Many investors are probably suffering like Yanping Cui of Long Beach, California. Cui said her UBS AG broker urged her to invest in auction-rate bonds last December, but in that same month, UBS told one of the issuers of those auction-rate securities, a New Hampshire student-loan agency, that the $330 billion market was in danger of failing. The market did fail two months later and Cui was told she wouldn't get her money back until the market recovered. So much for the promises of safety and liquidity.
Bond documents and interviews show that Citigroup and UBS were among the dealers who sold auction-rate securities as low-risk while they were telling issuers that demand was softening.
Since March, at least 24 proposed class-action lawsuits have been filed against brokerages and a nine-state task force has been formed to examine how the firms marketed the auction-rate securities. Massachusetts, part of the task force, charged UBS with fraud today for its sales of auction-rate securities to the state's investors. Massachusetts alleges UBS told investors the long-term bonds were ``safe, liquid cash alternatives'' when the bank knew the securities weren't.
As the auction-rate market slowed last year, dealers at firms like UBS urged issuers to increase their bond's penalty rates to attract bidders.
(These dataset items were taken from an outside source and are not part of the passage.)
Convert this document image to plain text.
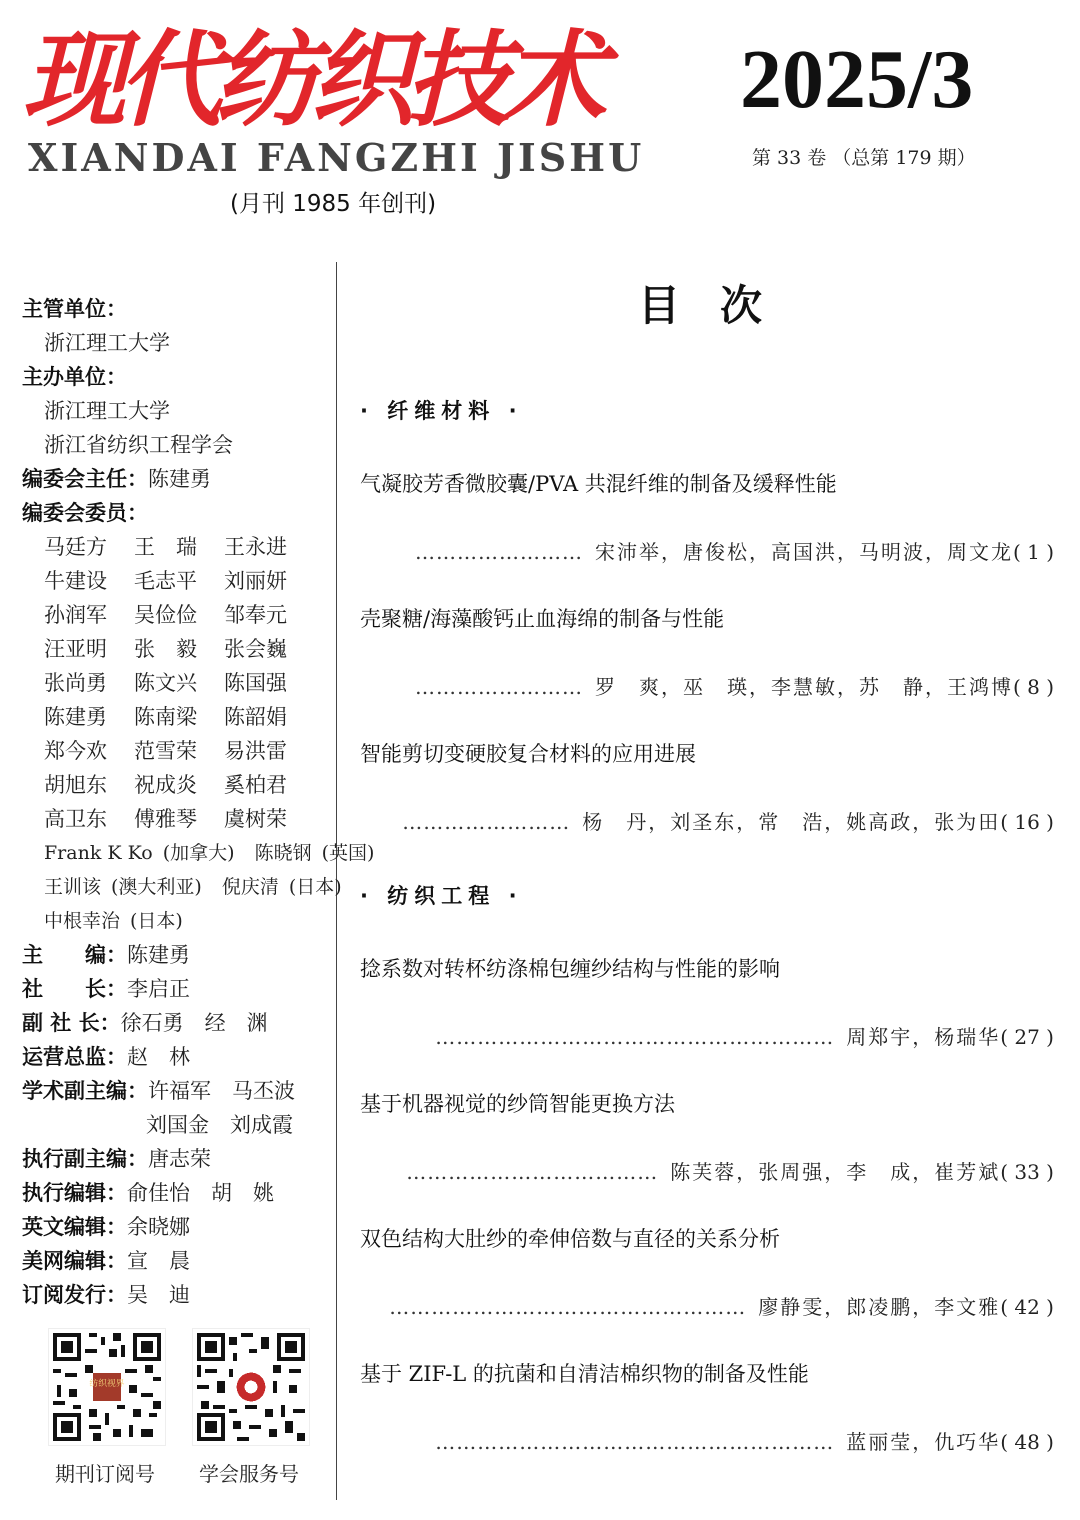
现代纺织技术
XIANDAI FANGZHI JISHU
2025/3
第 33 卷 （总第 179 期）
(月刊 1985 年创刊)
主管单位：
浙江理工大学
主办单位：
浙江理工大学
浙江省纺织工程学会
编委会主任：陈建勇
编委会委员：
马廷方	王　瑞	王永进
牛建设	毛志平	刘丽妍
孙润军	吴俭俭	邹奉元
汪亚明	张　毅	张会巍
张尚勇	陈文兴	陈国强
陈建勇	陈南梁	陈韶娟
郑今欢	范雪荣	易洪雷
胡旭东	祝成炎	奚柏君
高卫东	傅雅琴	虞树荣
Frank K Ko (加拿大)	陈晓钢 (英国)
王训该 (澳大利亚)	倪庆清 (日本)
中根幸治 (日本)
主　　编：陈建勇
社　　长：李启正
副 社 长：徐石勇　经　渊
运营总监：赵　林
学术副主编：许福军　马丕波
刘国金　刘成霞
执行副主编：唐志荣
执行编辑：俞佳怡　胡　姚
英文编辑：余晓娜
美网编辑：宣　晨
订阅发行：吴　迪
纺织视界
期刊订阅号	学会服务号
目次
· 纤维材料 ·
气凝胶芳香微胶囊/PVA 共混纤维的制备及缓释性能
…………………… 宋沛举，唐俊松，高国洪，马明波，周文龙 ( 1 )
壳聚糖/海藻酸钙止血海绵的制备与性能
…………………… 罗　爽，巫　瑛，李慧敏，苏　静，王鸿博 ( 8 )
智能剪切变硬胶复合材料的应用进展
…………………… 杨　丹，刘圣东，常　浩，姚高政，张为田 ( 16 )
· 纺织工程 ·
捻系数对转杯纺涤棉包缠纱结构与性能的影响
………………………………………………… 周郑宇，杨瑞华 ( 27 )
基于机器视觉的纱筒智能更换方法
……………………………… 陈芙蓉，张周强，李　成，崔芳斌 ( 33 )
双色结构大肚纱的牵伸倍数与直径的关系分析
…………………………………………… 廖静雯，郎凌鹏，李文雅 ( 42 )
基于 ZIF-L 的抗菌和自清洁棉织物的制备及性能
………………………………………………… 蓝丽莹，仇巧华 ( 48 )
Issuers like the Missouri Higher Education Loan Authority and the New Hampshire Higher Eduction Loan Corp. raised their rates as a result. However, when bidders disappeared and the banks stopped buying unsold auction-rate bonds in February, the penalty rates issuers had to pay for failed auctions began soaring. Dealers didn't want to be known as the first to have a failed auction so some securities filings didn't disclose the new penalty rates and their implications of turmoil in the market until March, after buyers like Cui purchased auction-rate debt recommended by her broker.
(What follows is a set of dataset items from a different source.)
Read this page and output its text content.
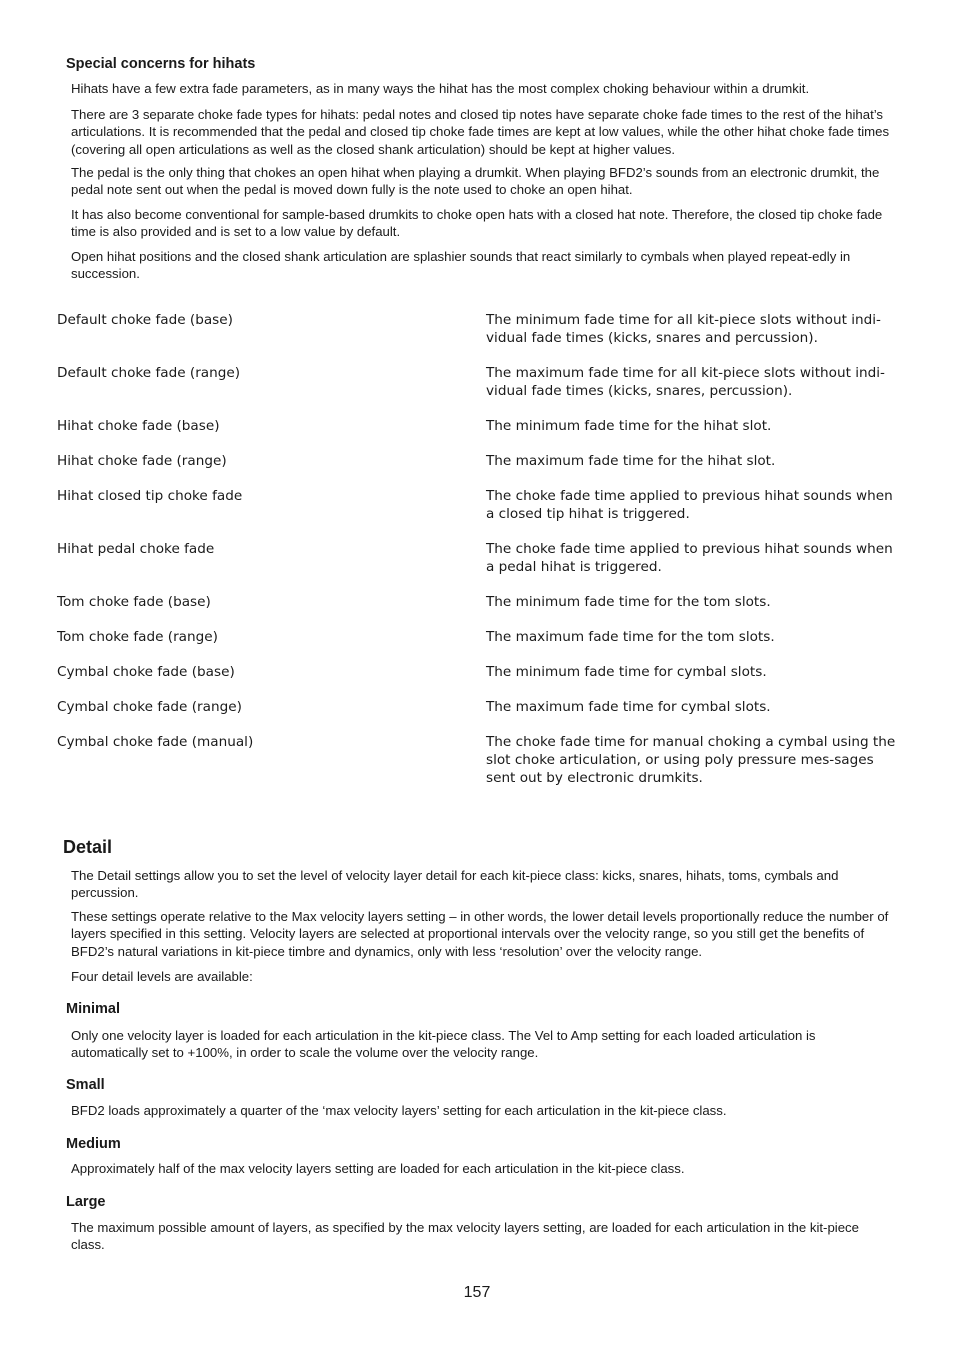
Special concerns for hihats

Hihats have a few extra fade parameters, as in many ways the hihat has the most complex choking behaviour within a drumkit.

There are 3 separate choke fade types for hihats: pedal notes and closed tip notes have separate choke fade times to the rest of the hihat’s articulations. It is recommended that the pedal and closed tip choke fade times are kept at low values, while the other hihat choke fade times (covering all open articulations as well as the closed shank articulation) should be kept at higher values.

The pedal is the only thing that chokes an open hihat when playing a drumkit. When playing BFD2’s sounds from an electronic drumkit, the pedal note sent out when the pedal is moved down fully is the note used to choke an open hihat.

It has also become conventional for sample-based drumkits to choke open hats with a closed hat note. Therefore, the closed tip choke fade time is also provided and is set to a low value by default.

Open hihat positions and the closed shank articulation are splashier sounds that react similarly to cymbals when played repeat-edly in succession.

Default choke fade (base)	The minimum fade time for all kit-piece slots without indi-vidual fade times (kicks, snares and percussion).
Default choke fade (range)	The maximum fade time for all kit-piece slots without indi-vidual fade times (kicks, snares, percussion).
Hihat choke fade (base)	The minimum fade time for the hihat slot.
Hihat choke fade (range)	The maximum fade time for the hihat slot.
Hihat closed tip choke fade	The choke fade time applied to previous hihat sounds when a closed tip hihat is triggered.
Hihat pedal choke fade	The choke fade time applied to previous hihat sounds when a pedal hihat is triggered.
Tom choke fade (base)	The minimum fade time for the tom slots.
Tom choke fade (range)	The maximum fade time for the tom slots.
Cymbal choke fade (base)	The minimum fade time for cymbal slots.
Cymbal choke fade (range)	The maximum fade time for cymbal slots.
Cymbal choke fade (manual)	The choke fade time for manual choking a cymbal using the slot choke articulation, or using poly pressure mes-sages sent out by electronic drumkits.
Detail

The Detail settings allow you to set the level of velocity layer detail for each kit-piece class: kicks, snares, hihats, toms, cymbals and percussion.

These settings operate relative to the Max velocity layers setting – in other words, the lower detail levels proportionally reduce the number of layers specified in this setting. Velocity layers are selected at proportional intervals over the velocity range, so you still get the benefits of BFD2’s natural variations in kit-piece timbre and dynamics, only with less ‘resolution’ over the velocity range.

Four detail levels are available:

Minimal

Only one velocity layer is loaded for each articulation in the kit-piece class. The Vel to Amp setting for each loaded articulation is automatically set to +100%, in order to scale the volume over the velocity range.

Small

BFD2 loads approximately a quarter of the ‘max velocity layers’ setting for each articulation in the kit-piece class.

Medium

Approximately half of the max velocity layers setting are loaded for each articulation in the kit-piece class.

Large

The maximum possible amount of layers, as specified by the max velocity layers setting, are loaded for each articulation in the kit-piece class.

157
So far, UBS has offered loans to their investors who are stuck in auction-rate securities. Meanwhile, UBS is cutting the estimated value of auction-rate securities held by its customers by 5 percent to reflect the lack of trading.
Many investors have lost their life savings or ability to even pay their next mortgage because their assets are frozen in the now worthless auction-rate paper. Investors are turning to arbitration and their lawyers for help and most are crying conflicts of interest; their financial advisers urged them to buy auction-rate securities and at the same time, those advisers' firms underwrote and managed the auctions.
Jon Corzine, New Jersey's Governor and former head of Goldman Sachs, pointed out that the securities were never truly liquid because they had a maturity on them. Corzine commented that investors' confusion may be how auction-rate securities were sold in the first place.
A settlement with the SEC in May 2006 over auction-rate securities sales practices required dealers to disclose risks to investors. A description of those practices can be found on most dealers' websites. A very close reader might have spotted that.